Em meio às tensões protagonizadas pelos Estados Unidos, Irã e Israel no final de semana, aumentam os rumores de uma possível Terceira Guerra Mundial. Algumas correntes geopolíticas defendem que um conflito de tal magnitude pode estar próximo de ocorrer, a depender dos próximos passos tomados pelas nações envolvidas.
Caso se confirme o início de uma disputa armada global, para os especialistas entrevistados pelo Metrópoles, o cenário em relação ao combate às mudanças climáticas seria desastroso e o aquecimento global teria grandes chances de evoluir com ainda mais rapidez.
“No curto prazo, haveria aumento imediato das emissões, devido a incêndios, destruição e maior uso de combustíveis fósseis. No longo prazo, a destruição de infraestruturas essenciais dificultaria a implementação de políticas fundamentais, como a transição energética. Isso comprometeria ainda mais a capacidade global de enfrentar as mudanças climáticas”, exemplifica o cientista Paulo Artaxo, professor da Universidade de São Paulo (USP) e membro da Academia Brasileira de Ciências (ABC).
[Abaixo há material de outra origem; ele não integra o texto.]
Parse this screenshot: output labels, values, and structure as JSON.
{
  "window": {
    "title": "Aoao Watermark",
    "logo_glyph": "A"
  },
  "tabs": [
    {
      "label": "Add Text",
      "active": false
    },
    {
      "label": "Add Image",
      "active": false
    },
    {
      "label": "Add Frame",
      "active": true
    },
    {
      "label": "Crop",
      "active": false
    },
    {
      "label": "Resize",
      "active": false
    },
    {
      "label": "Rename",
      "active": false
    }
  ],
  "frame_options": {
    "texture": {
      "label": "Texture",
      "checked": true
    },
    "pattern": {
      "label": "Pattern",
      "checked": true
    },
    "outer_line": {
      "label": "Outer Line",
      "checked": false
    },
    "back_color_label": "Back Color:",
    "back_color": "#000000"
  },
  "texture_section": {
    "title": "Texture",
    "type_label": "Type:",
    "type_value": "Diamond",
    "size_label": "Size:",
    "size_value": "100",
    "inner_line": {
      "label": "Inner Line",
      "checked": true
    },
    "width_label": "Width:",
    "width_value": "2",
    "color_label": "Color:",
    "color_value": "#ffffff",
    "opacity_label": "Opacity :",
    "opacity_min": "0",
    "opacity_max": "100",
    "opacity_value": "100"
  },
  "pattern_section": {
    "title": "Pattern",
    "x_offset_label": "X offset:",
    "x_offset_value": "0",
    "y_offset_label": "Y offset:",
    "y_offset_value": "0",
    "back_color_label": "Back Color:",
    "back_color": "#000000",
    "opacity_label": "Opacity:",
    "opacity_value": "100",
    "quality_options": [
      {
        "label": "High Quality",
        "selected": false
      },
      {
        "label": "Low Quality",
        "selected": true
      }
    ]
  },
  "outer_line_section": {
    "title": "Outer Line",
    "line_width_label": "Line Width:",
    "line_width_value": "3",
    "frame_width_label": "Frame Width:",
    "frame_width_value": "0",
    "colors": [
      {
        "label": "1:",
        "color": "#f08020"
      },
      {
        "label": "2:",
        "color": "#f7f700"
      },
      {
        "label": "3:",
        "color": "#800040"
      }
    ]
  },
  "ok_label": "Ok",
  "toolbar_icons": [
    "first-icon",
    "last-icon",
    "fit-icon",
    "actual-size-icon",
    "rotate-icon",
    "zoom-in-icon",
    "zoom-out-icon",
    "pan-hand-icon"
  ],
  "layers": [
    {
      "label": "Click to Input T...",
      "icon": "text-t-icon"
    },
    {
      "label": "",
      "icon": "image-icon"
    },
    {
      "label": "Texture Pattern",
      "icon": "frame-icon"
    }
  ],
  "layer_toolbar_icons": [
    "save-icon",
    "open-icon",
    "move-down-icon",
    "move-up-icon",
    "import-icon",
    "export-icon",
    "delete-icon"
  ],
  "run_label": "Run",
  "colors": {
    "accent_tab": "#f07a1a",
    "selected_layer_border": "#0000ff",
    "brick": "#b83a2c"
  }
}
A indústria militar é uma das mais dependentes de combustíveis fósseis, tanto para o desenvolvimento de armas quanto para o transporte de veículos, como navios de guerra, tanques e jatos de caça. Em meio a um conflito, o uso seria ainda maior e, consequentemente, as emissões de gases de efeito estufa aumentariam.
Além da produção maior de gases, uma guerra poderia destruir ecossistemas importantes, o que impactaria diretamente a absorção de carbono da Terra e devastaria solos e nascentes pelo mundo. Haveria a possibilidade de um inverno nuclear, em que a fuligem dos incêndios sobe para a estratosfera e bloqueia a luz solar.
“O ‘custo oculto’ também vem depois. Reerguer cidades inteiras exige uma quantidade colossal de cimento, aço e principalmente energia — indústrias que estão entre as mais poluentes do mundo”, alerta o professor de geografia e geopolítica Flávio Bueno, do Colégio Sigma, em Brasília.
Guerras poderiam enfraquecer acordos climáticos
Artaxo aponta que a geopolítica é a responsável por nortear decisões econômicas e sociais, incluindo as que influenciam possíveis acordos climáticos firmados. Quando há conflitos, a implementação das agendas se torna mais difícil.
“Conflitos desviam prioridades e enfraquecem a cooperação internacional necessária para avançar nesse tema”, diz o especialista, que também é coordenador do Centro de Estudos Amazônia Sustentável da USP.
Para dar certo, os acordos precisam de uma unidade global. Em um cenário de guerra, ocorre justamente o contrário: o mundo se divide e não há união. Além disso, a verba que poderia ser direcionada ao combate das mudanças climáticas é desviado para orçamento de defesa, que é a prioridade total do momento.
Como transformaria o mundo em um ambiente imprevisível, até países que costumam cumprir os acordos climáticos poderiam “voltar atrás” e utilizar fontes energéticas poluentes para manter a segurança nacional.
“A diplomacia climática exige transparência, e a guerra vive de segredos. O caminho em conflitos é justamente no sentido oposto: a ampliação drástica do consumo de combustíveis fósseis”, explica Bueno.
Questão climática também tem relação com a segurança nacional
Mesmo que não ocorra uma nova guerra por agora, os especialistas alertam que cuidar do clima é essencial para evitar conflitos no futuro. Se as mudanças climáticas avançarem ainda mais, poderemos ver novas disputas por recursos naturais.
“No caso dos Estados Unidos, por exemplo, várias bases navais na Virgínia e na costa oeste estão sendo reforçadas para lidar com o aumento do nível do mar. No caso do Brasil, que tem uma economia fortemente baseada em commodities agrícolas, a redução da precipitação provocada pelas mudanças climáticas pode gerar dificuldades econômicas significativas”, exemplifica Artaxo.
A qualquer alteração significativa no clima, fica cada vez mais trabalhoso se adaptar para alcançar os mesmos resultados em uma colheita, por exemplo. Segundo Bueno, em um cenário hipotético, as mudanças poderiam causar um deserto de recursos e, como consequência, criar novas zonas de conflitos. Por isso, é essencial acelerar os compromissos climáticos.